The idea that cars can communicate their status and provide a safer driving experience has been around for a long time, initially supported by DSRC, and today through the vision of many connected car initiatives. The idea is simple yet effective: if cars could tell each other what is going on (I just braked, there is a pedestrian crossing), safety would grow. The second recipient of such messages is infrastructure — the ability to communicate with traffic lights and more, so that traffic will be better managed. However, these non line of sight messages from neighboring cars can sound like a constant stream of “Me! Me! Me!” messages, with little context. This can almost become a nuisance. Imagine driving in a busy urban area and getting many messages about “sudden braking ahead”. Too many messages will make you ignore them.
What’s missing here is a common “memory” that moderates the messages, locates them and provides the context needed to make sense of the messages. As opposed to past approaches to vehicle to vehicle communication, where the messages didn’t require much bandwidth, adding vision data requires bandwidth and compute, all happening on the edge, for cost and latency reasons. That’s one of the reasons behind our Nexagon standard, since we came to the understanding that the future of vehicle to vehicle communications is vision powered shared memory as the secure, scalable approach to sharing information in real time.

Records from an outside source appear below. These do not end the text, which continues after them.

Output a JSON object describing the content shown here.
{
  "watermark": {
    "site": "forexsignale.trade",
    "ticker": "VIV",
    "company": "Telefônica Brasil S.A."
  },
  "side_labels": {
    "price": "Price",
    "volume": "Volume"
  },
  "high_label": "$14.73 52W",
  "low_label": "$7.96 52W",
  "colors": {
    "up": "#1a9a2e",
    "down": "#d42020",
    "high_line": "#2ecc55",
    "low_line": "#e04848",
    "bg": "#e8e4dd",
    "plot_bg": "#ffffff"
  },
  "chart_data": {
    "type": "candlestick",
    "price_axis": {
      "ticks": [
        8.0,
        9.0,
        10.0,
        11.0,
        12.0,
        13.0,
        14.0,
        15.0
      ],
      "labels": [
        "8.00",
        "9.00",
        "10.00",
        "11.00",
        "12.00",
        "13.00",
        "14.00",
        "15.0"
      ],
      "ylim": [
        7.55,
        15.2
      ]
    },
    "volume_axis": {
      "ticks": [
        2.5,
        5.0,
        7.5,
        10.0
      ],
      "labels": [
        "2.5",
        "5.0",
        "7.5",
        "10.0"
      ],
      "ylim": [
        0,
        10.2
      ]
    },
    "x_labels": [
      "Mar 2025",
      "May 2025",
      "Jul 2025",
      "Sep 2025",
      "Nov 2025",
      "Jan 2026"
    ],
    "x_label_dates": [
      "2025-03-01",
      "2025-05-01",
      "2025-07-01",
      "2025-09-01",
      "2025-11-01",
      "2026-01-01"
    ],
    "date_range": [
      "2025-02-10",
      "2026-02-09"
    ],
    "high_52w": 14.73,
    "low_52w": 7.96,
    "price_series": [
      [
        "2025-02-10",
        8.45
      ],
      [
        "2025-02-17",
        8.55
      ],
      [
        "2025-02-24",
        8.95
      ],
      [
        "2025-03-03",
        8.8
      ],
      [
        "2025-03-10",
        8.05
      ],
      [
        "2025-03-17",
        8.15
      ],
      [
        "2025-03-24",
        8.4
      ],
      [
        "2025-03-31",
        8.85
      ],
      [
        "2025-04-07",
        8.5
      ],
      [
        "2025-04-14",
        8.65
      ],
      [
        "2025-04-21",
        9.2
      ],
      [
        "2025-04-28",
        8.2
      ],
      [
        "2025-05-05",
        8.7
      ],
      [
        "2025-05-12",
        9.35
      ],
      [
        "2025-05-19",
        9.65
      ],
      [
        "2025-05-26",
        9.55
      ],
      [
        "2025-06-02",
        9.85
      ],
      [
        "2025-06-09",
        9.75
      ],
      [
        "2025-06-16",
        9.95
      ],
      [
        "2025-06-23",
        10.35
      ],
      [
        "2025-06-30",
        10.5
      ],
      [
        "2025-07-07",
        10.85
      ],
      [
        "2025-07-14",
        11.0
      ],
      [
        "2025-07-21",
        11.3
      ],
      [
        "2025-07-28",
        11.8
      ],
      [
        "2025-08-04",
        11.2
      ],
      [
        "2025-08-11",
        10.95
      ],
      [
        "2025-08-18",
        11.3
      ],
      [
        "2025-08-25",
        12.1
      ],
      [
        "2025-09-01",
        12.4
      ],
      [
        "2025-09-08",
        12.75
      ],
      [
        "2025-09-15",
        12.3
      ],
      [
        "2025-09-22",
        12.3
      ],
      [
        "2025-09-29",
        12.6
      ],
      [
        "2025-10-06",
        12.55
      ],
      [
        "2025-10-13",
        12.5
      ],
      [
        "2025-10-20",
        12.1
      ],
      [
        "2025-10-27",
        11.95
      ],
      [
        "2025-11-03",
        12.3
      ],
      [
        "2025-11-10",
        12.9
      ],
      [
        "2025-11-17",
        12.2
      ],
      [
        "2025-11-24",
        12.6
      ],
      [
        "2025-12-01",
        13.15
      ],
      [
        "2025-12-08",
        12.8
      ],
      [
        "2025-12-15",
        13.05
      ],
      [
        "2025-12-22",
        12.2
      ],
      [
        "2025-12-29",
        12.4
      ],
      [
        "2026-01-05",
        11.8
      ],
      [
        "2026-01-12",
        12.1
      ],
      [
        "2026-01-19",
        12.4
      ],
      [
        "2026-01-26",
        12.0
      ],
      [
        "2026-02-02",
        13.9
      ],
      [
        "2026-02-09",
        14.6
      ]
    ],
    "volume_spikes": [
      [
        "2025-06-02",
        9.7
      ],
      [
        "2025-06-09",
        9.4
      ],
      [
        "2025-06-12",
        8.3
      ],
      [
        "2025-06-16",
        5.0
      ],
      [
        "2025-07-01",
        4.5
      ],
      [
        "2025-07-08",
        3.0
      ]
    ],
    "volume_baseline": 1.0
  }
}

Cameras on cars are about to create a new breed of applications, driven by information that’s beyond line of sight, adding a new sense to drivers, cities and autonomous vehicles and making them safer and better. This will happen through the creation of a common, shared memory that’s local and that can give us much better information about the road and its surroundings. Some of these applications can be imagined today; others aren’t, and we will need to wait and see what they are.